Central banks across the globe are jacking up interest rates in an attempt to rein in inflation, sparking concerns that their actions will trigger an economic downturn. The risk is that China’s emergence from pandemic restrictions will give prices a fresh push upward.
“The problem with that kind of scenario is you’re not going to make money anywhere,” said the executive, whose fund holds about 1.3 per cent of all listed shares in the world. “When that happens, you will probably lose money in the bond market, in the equity market, you lose money in the real-estate market. I don’t think there’s any place to hide.”
For the first time in its history, the world’s biggest single owner of publicly traded companies is looking to a future where investments yield a fraction of what they used to. Established in the 1990s to invest Norway’s oil riches, the fund has achieved an average return of 6 per cent over the quarter of a century during which it’s existed. Turbulent markets already yielded losses across much of last year. It’s due to report year-end figures on Jan. 31.
The inflationary trend could “go on for quite some time,” Tangen said.
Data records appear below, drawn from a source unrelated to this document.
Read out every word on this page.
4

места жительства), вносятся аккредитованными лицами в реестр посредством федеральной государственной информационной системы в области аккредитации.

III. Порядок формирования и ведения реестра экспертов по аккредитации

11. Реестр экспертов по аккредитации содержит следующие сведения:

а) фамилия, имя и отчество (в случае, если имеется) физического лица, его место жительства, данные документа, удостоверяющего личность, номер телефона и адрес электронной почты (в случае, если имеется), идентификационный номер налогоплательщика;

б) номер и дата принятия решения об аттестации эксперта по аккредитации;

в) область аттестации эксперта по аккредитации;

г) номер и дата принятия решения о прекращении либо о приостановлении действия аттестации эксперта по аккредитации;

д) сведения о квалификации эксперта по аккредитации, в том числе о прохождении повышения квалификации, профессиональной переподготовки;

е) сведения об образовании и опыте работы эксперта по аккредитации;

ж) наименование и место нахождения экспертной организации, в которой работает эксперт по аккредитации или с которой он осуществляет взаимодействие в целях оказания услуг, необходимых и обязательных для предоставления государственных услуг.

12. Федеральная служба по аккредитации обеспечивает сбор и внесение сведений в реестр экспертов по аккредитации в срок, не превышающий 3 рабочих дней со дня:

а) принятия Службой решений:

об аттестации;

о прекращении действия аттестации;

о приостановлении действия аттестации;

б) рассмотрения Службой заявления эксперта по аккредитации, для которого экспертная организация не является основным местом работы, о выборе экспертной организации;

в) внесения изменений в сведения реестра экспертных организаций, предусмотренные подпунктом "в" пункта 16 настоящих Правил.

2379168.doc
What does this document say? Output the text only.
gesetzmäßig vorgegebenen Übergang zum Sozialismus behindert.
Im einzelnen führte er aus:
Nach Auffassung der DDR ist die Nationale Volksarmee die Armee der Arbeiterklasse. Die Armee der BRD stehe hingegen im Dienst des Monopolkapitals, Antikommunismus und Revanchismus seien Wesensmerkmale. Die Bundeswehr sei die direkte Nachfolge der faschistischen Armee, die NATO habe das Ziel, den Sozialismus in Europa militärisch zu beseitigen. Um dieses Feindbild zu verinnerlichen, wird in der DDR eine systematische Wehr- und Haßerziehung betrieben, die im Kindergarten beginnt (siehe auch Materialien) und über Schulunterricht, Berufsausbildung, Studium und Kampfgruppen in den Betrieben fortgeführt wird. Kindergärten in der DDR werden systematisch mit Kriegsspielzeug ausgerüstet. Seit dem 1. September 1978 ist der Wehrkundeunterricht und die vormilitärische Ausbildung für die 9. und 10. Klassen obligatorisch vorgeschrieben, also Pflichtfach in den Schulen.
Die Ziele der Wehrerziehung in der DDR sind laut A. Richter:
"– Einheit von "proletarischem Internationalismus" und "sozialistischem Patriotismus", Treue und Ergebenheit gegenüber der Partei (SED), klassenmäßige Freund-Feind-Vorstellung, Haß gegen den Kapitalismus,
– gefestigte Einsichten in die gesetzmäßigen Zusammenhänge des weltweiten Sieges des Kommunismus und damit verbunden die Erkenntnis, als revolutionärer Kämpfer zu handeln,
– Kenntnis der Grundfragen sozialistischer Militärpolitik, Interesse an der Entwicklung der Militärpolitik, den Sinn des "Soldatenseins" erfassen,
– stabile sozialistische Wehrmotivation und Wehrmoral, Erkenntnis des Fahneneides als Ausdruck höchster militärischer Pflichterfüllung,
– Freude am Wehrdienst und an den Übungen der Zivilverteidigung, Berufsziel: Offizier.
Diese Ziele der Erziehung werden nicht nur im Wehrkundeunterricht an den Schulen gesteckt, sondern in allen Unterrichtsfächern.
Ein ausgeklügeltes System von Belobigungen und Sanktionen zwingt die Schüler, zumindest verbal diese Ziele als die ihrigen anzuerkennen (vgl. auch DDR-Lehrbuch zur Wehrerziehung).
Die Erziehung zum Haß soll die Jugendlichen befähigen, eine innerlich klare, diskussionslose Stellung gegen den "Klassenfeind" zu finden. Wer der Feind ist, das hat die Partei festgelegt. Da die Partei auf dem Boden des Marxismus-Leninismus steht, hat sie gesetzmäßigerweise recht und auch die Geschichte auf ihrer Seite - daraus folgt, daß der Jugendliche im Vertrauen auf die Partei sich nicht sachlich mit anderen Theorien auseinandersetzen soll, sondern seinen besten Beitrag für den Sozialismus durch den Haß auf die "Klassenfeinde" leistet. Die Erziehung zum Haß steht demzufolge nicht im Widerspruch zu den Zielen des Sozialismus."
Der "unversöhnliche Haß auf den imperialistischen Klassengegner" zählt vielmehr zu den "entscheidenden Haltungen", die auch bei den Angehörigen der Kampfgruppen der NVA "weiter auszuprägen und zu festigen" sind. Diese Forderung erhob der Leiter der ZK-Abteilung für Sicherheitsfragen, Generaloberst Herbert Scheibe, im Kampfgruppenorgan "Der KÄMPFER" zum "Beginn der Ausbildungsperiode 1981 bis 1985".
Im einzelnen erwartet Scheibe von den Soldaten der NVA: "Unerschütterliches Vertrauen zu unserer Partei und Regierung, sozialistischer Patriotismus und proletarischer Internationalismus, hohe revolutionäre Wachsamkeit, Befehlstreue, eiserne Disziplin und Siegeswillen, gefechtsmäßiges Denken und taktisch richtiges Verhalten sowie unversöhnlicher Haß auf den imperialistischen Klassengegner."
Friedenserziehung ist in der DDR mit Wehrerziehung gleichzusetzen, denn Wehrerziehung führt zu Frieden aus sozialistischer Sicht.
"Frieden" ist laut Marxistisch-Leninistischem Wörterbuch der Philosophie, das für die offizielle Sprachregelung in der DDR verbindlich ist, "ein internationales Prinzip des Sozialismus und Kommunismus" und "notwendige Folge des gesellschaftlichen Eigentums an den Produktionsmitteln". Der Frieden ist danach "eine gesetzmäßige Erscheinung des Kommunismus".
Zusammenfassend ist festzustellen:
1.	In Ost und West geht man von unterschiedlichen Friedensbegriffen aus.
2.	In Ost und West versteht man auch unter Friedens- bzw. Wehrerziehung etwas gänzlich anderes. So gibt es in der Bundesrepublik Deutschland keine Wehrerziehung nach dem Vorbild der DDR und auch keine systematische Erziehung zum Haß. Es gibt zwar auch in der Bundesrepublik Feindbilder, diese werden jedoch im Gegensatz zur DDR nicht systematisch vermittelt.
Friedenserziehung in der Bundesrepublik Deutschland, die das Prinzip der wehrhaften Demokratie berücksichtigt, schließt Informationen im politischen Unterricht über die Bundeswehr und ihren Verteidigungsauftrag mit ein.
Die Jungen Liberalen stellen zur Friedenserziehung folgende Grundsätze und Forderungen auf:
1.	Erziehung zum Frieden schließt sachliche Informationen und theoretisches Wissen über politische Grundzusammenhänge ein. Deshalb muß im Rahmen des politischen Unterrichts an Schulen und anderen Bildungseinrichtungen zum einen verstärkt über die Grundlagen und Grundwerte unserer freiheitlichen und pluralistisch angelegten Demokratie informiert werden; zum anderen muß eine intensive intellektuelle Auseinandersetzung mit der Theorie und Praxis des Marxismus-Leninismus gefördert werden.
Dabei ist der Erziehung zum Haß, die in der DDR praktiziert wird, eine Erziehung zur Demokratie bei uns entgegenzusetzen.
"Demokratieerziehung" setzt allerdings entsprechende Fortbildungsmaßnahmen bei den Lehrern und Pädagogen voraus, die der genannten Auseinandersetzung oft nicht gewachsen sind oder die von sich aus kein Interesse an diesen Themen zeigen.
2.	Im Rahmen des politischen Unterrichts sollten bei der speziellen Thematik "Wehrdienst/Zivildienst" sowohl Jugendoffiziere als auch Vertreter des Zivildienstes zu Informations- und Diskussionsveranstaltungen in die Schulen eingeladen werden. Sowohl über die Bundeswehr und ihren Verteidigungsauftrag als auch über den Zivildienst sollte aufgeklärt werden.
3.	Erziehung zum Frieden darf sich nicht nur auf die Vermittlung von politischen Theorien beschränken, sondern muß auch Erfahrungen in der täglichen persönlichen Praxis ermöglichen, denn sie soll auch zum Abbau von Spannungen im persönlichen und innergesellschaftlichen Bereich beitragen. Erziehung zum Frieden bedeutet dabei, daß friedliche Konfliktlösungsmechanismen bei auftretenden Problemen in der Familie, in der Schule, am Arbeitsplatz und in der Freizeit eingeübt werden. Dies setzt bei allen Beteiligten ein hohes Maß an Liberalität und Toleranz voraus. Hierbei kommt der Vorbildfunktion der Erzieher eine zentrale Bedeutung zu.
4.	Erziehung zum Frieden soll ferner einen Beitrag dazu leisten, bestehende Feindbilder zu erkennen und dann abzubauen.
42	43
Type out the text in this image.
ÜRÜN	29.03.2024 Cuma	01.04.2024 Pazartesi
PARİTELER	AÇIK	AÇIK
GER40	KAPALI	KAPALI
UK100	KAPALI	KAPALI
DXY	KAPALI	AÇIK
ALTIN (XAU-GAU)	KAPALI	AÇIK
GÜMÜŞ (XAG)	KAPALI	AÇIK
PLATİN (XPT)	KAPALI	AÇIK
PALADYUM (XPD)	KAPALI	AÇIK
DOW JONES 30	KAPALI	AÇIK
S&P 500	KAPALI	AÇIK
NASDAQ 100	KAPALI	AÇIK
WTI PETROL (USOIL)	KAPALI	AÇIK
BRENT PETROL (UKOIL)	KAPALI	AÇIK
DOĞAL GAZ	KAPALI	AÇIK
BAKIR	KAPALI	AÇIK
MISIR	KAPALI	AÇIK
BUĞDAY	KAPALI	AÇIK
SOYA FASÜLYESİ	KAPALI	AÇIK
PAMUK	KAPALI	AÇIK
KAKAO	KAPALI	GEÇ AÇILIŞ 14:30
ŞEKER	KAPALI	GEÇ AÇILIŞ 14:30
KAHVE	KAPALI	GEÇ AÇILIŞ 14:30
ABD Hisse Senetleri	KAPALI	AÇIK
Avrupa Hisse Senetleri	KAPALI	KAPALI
“With the global financial crisis, we had the biggest easing the world has ever seen, then with Covid we had the biggest stimuli we have ever seen,” he said, adding that “a lot of that froth has to be taken out, and that’s not done in 10 minutes.”
“Just the reversal of globalization could add 1 percentage point to inflation — it’s more expensive to produce close to home,” he said.
Tangen, who recently told his traders and portfolio managers to think more contrarian, acknowledged that’s easier said than done this year.
“Now I think it’s much more difficult to know what contrarian is,” compared with last year, he said. “There is less of a clear trend and there is less of a clear positioning in the market.”